鈴木由典のその顔はどこに行っても人に認識される。従業員はこの大物が酔っ払いを支えているのを見て、ひどく不機嫌な表情で急いで迎えに来た。
「鈴木社長、お手伝いが必要ですか?」
「このお客様を9201号室までお送りください。ありがとう」
陸田直木は鈴木由典によって従業員の腕の中に投げ込まれるように渡された。従業員が彼を支えて廊下を曲がり、外の兄妹の視界から消えると、彼は一瞬にして正気に戻り、頭も回り、足もしっかりして、従業員の手を払いのけ、もう誰かに支えてもらう必要もなくなり、従業員も戸惑ってしまった。
彼は心の中で不満を漏らした。以前は藤田深志がいて、今度は鈴木由典が現れた。女神を追いかけようとすると、いつも強力な障害物がある。
エレベーターのドアが開き、陸田直木は向かいから出てきた人を見て一瞬固まった。やはり人の悪口は言うものではない。
藤田深志は黒いスーツを着て冷たい表情をしていた。二人は一瞥を交わしたが、藤田深志は彼に挨拶する意思がないようだった。
ビジネスで最も重要なのは信用だ。途中で約束を破る人間には、二度と協力する機会を与えない。たとえ旧友でも相手にしたくなかった。
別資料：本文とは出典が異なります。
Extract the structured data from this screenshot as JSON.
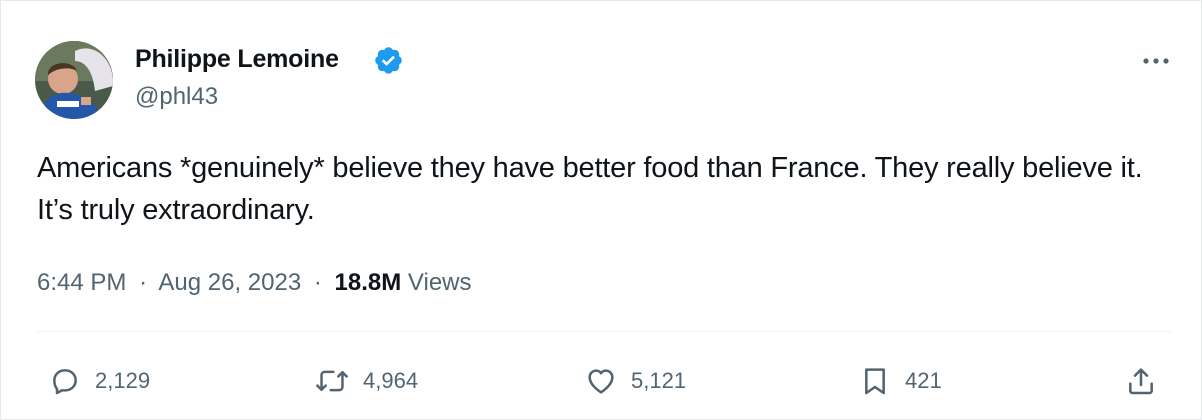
{
  "author": {
    "name": "Philippe Lemoine",
    "handle": "@phl43",
    "verified": true
  },
  "tweet": {
    "text": "Americans *genuinely* believe they have better food than France. They really believe it. It’s truly extraordinary.",
    "time": "6:44 PM",
    "date": "Aug 26, 2023",
    "separator": "·",
    "views_count": "18.8M",
    "views_label": "Views"
  },
  "actions": {
    "replies": "2,129",
    "reposts": "4,964",
    "likes": "5,121",
    "bookmarks": "421"
  },
  "colors": {
    "verified_badge": "#1d9bf0",
    "secondary_text": "#536471",
    "primary_text": "#0f1419"
  },
  "icons": {
    "more": "more-horizontal-icon",
    "reply": "speech-bubble-icon",
    "repost": "repost-arrows-icon",
    "like": "heart-icon",
    "bookmark": "bookmark-icon",
    "share": "share-upload-icon",
    "verified": "verified-badge-icon"
  }
}
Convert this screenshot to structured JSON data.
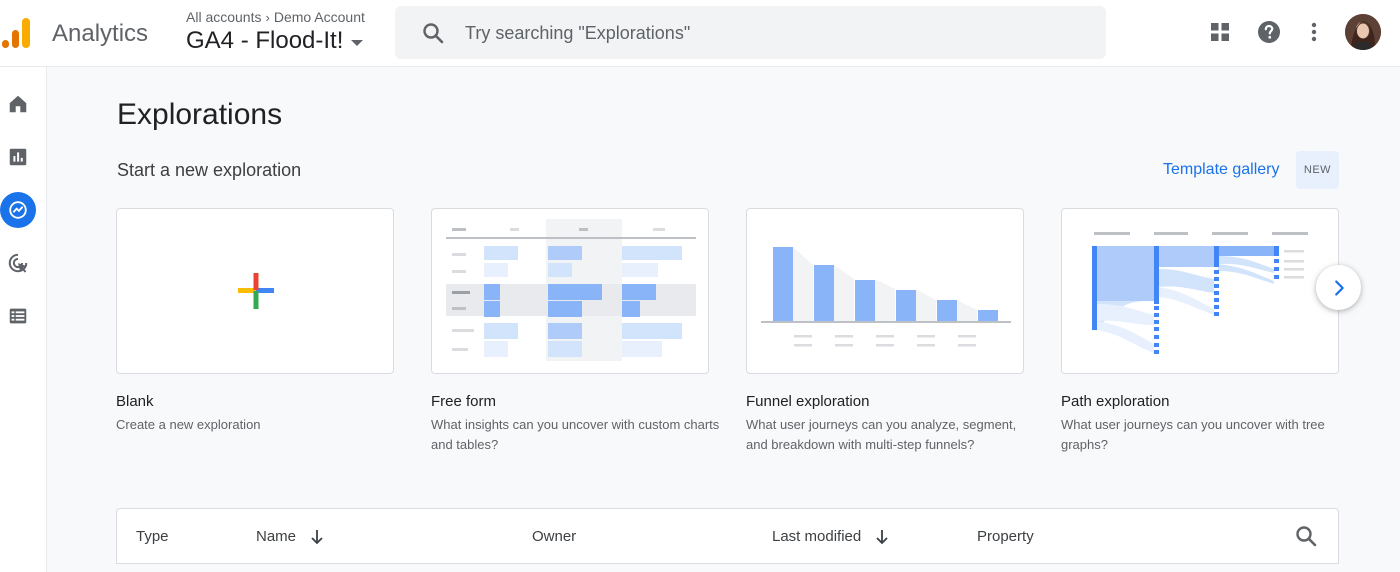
{
  "header": {
    "app_name": "Analytics",
    "breadcrumb": {
      "accounts": "All accounts",
      "account": "Demo Account"
    },
    "property": "GA4 - Flood-It!",
    "search_placeholder": "Try searching \"Explorations\"",
    "icons": [
      "apps-grid-icon",
      "help-icon",
      "more-vert-icon"
    ]
  },
  "leftnav": {
    "items": [
      {
        "name": "home",
        "icon": "home-icon",
        "active": false
      },
      {
        "name": "reports",
        "icon": "bar-chart-icon",
        "active": false
      },
      {
        "name": "explore",
        "icon": "explore-icon",
        "active": true
      },
      {
        "name": "advertising",
        "icon": "target-cursor-icon",
        "active": false
      },
      {
        "name": "configure",
        "icon": "list-icon",
        "active": false
      }
    ]
  },
  "main": {
    "title": "Explorations",
    "section_title": "Start a new exploration",
    "template_gallery": "Template gallery",
    "new_badge": "NEW",
    "cards": [
      {
        "title": "Blank",
        "description": "Create a new exploration"
      },
      {
        "title": "Free form",
        "description": "What insights can you uncover with custom charts and tables?"
      },
      {
        "title": "Funnel exploration",
        "description": "What user journeys can you analyze, segment, and breakdown with multi-step funnels?"
      },
      {
        "title": "Path exploration",
        "description": "What user journeys can you uncover with tree graphs?"
      }
    ]
  },
  "table": {
    "columns": {
      "type": "Type",
      "name": "Name",
      "owner": "Owner",
      "last_modified": "Last modified",
      "property": "Property"
    }
  },
  "colors": {
    "accent": "#1a73e8",
    "logo_orange": "#f9ab00",
    "logo_dark_orange": "#e37400",
    "chart_blue": "#8ab4f8",
    "chart_light_blue": "#d2e3fc"
  }
}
この時、エレベーターホールでは鈴木由典の話し声がまだ聞こえていた。彼らはまだ遠くに行っていなかった。
陸田直木の心臓は激しく鼓動した。女神を追いかける道のりには既に鈴木由典という障害があり、もし藤田深志まで加わったら、彼は完全に女神と縁遠くなってしまう。
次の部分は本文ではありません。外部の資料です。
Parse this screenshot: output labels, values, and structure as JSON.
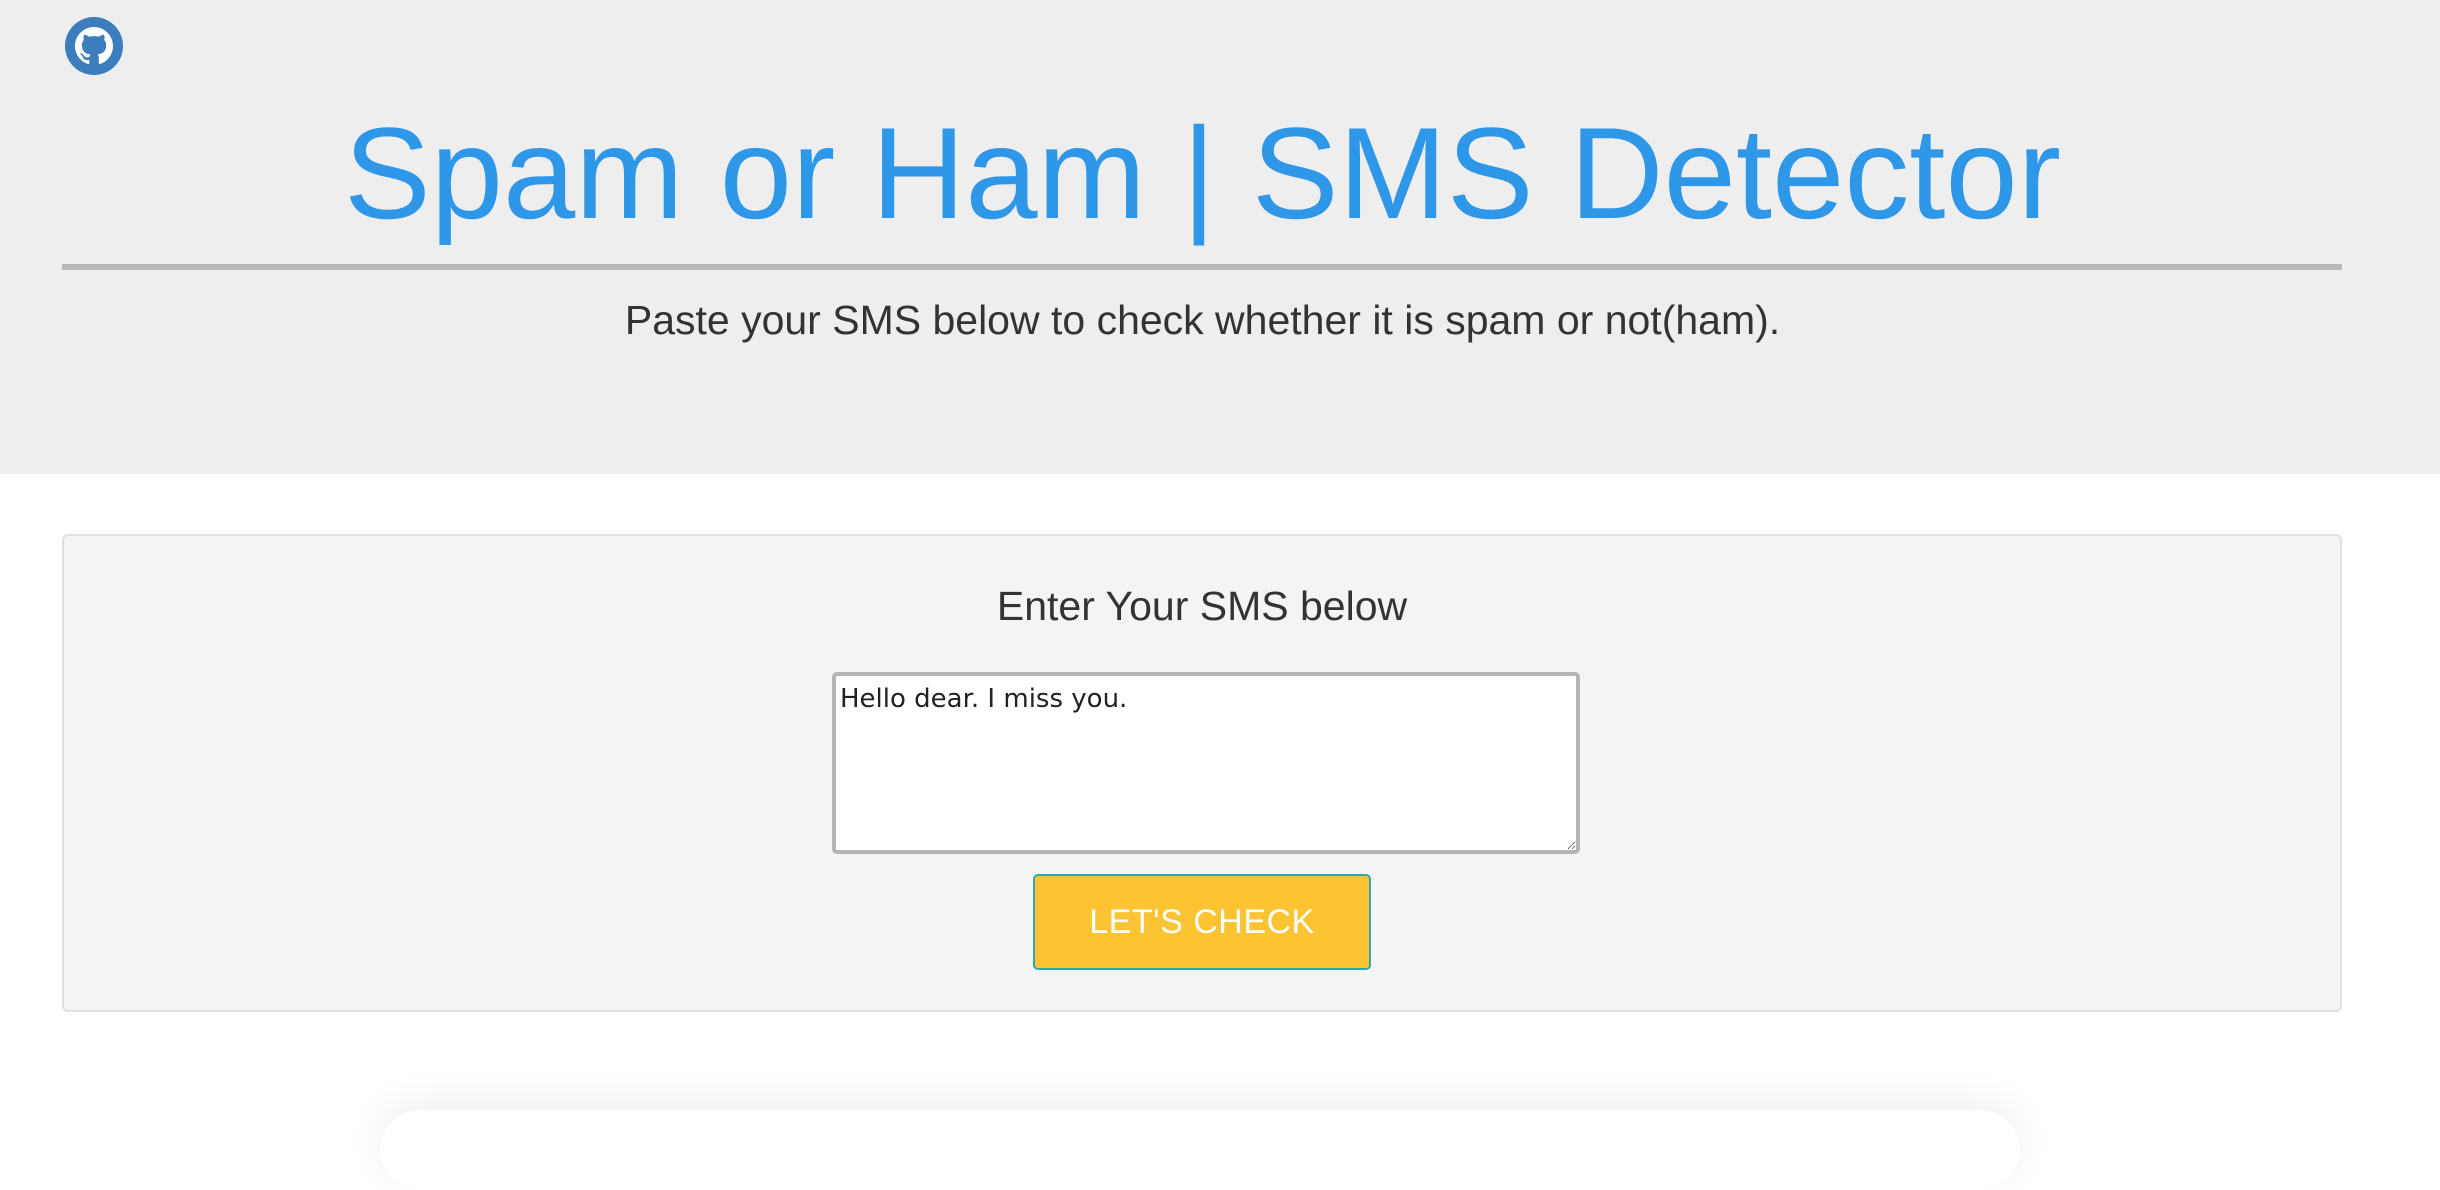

そして、鈴木之恵との二度の接触で、彼女が京都府の人々をどれほど拒絶しているかを知っていた。はっきり言えば、それは藤田深志というクズ男を拒絶しているのだ。鈴木之恵は自分に騙されてホテルに来たのだが、もし二人が出会ってしまったら、後で彼女がどれほど自分を憎むことか。